Rural councils are under the most financial pressure, according to a group which aims to improve the delivery of rural services across England.
A report was released yesterday which stated that local authorities have coped well with reductions in government funding, but some groups of authorities are showing clear signs of financial stress. The Department for Communities and Local Government has a limited understanding of authorities’ financial sustainability and the impacts of funding cuts on services, according to the National Audit Office.
The Government will reduce its funding to local authorities by an estimated 28 per cent in real terms between 2010-11 and 2014-15. Further planned cuts will bring the total reduction to 37 per cent by 2015-16, excluding the Better Care Fund and public health grant.
Responding to the report, Graham Biggs, chief executive of the Rural Services Network, said: “Local-authority budgets have been cut very significantly, by 40 per cent in real terms over the lifetime of the current Parliament. Rightly, the initial focus was on making efficiency savings through actions such as restructuring and sharing services.
“Financial pressures are particularly hard for small rural district authorities which have the least scope for cutbacks. Little, if any, scope for efficiencies now remains and cuts are inevitably hitting frontline services, particularly those defined as discretionary or non-statutory.

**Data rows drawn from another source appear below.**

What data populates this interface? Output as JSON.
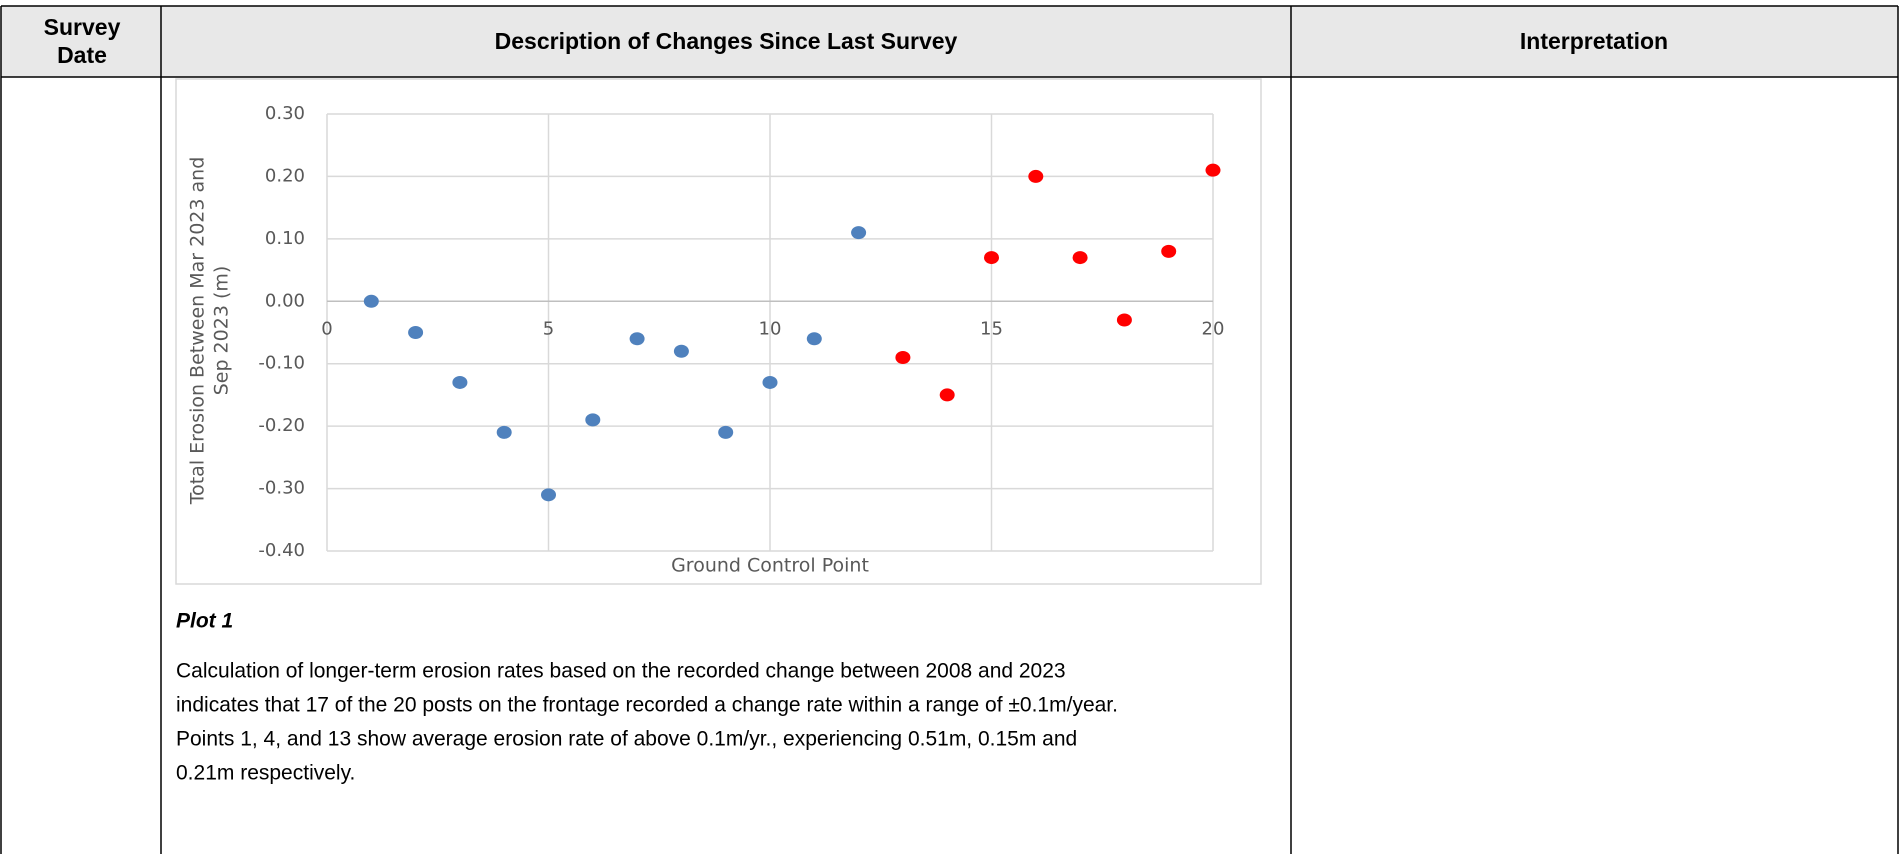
{
  "table": {
    "headers": [
      "Survey Date",
      "Description of Changes Since Last Survey",
      "Interpretation"
    ]
  },
  "survey_date_header_lines": [
    "Survey",
    "Date"
  ],
  "chart_data": {
    "type": "scatter",
    "xlabel": "Ground Control Point",
    "ylabel": [
      "Total Erosion Between Mar 2023 and",
      "Sep 2023 (m)"
    ],
    "xlim": [
      0,
      20
    ],
    "xticks": [
      0,
      5,
      10,
      15,
      20
    ],
    "ylim": [
      -0.4,
      0.3
    ],
    "yticks": [
      {
        "value": 0.3,
        "label": "0.30"
      },
      {
        "value": 0.2,
        "label": "0.20"
      },
      {
        "value": 0.1,
        "label": "0.10"
      },
      {
        "value": 0,
        "label": "0.00"
      },
      {
        "value": -0.1,
        "label": "-0.10"
      },
      {
        "value": -0.2,
        "label": "-0.20"
      },
      {
        "value": -0.3,
        "label": "-0.30"
      },
      {
        "value": -0.4,
        "label": "-0.40"
      }
    ],
    "grid": true,
    "series": [
      {
        "color": "#4f81bd",
        "x": [
          1,
          2,
          3,
          4,
          5,
          6,
          7,
          8,
          9,
          10,
          11,
          12
        ],
        "values": [
          0,
          -0.05,
          -0.13,
          -0.21,
          -0.31,
          -0.19,
          -0.06,
          -0.08,
          -0.21,
          -0.13,
          -0.06,
          0.11
        ]
      },
      {
        "color": "#ff0000",
        "x": [
          13,
          14,
          15,
          16,
          17,
          18,
          19,
          20
        ],
        "values": [
          -0.09,
          -0.15,
          0.07,
          0.2,
          0.07,
          -0.03,
          0.08,
          0.21
        ]
      }
    ]
  },
  "caption": "Plot 1",
  "paragraph": [
    "Calculation of longer-term erosion rates based on the recorded change between 2008 and 2023",
    "indicates that 17 of the 20 posts on the frontage recorded a change rate within a range of ±0.1m/year.",
    "Points 1, 4, and 13 show average erosion rate of above 0.1m/yr., experiencing 0.51m, 0.15m and",
    "0.21m respectively."
  ]
}
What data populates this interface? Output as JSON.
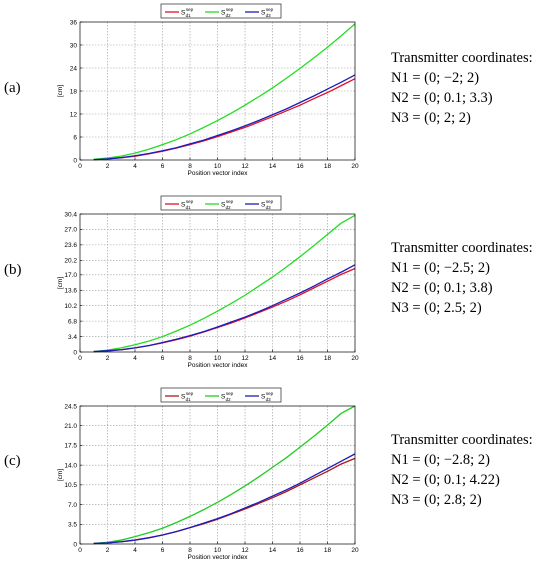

“In short, there is no more left to give. This is a greater problem in rural areas which have been historically underfunded and so service levels were at a low starting point before the austerity cuts were imposed. It is widely accepted that it costs more to deliver public services to scattered rural populations. It is unfortunate that the current formula used to allocate government grant gives little weight to this.
“The Government recently introduced an additional £11.5 million pot for rural local authorities. It is worth £1.10 per head in those rural authorities receiving it – tiny when set alongside the £178 per head funding gap in government grant per head of population for rural areas compared to urban.”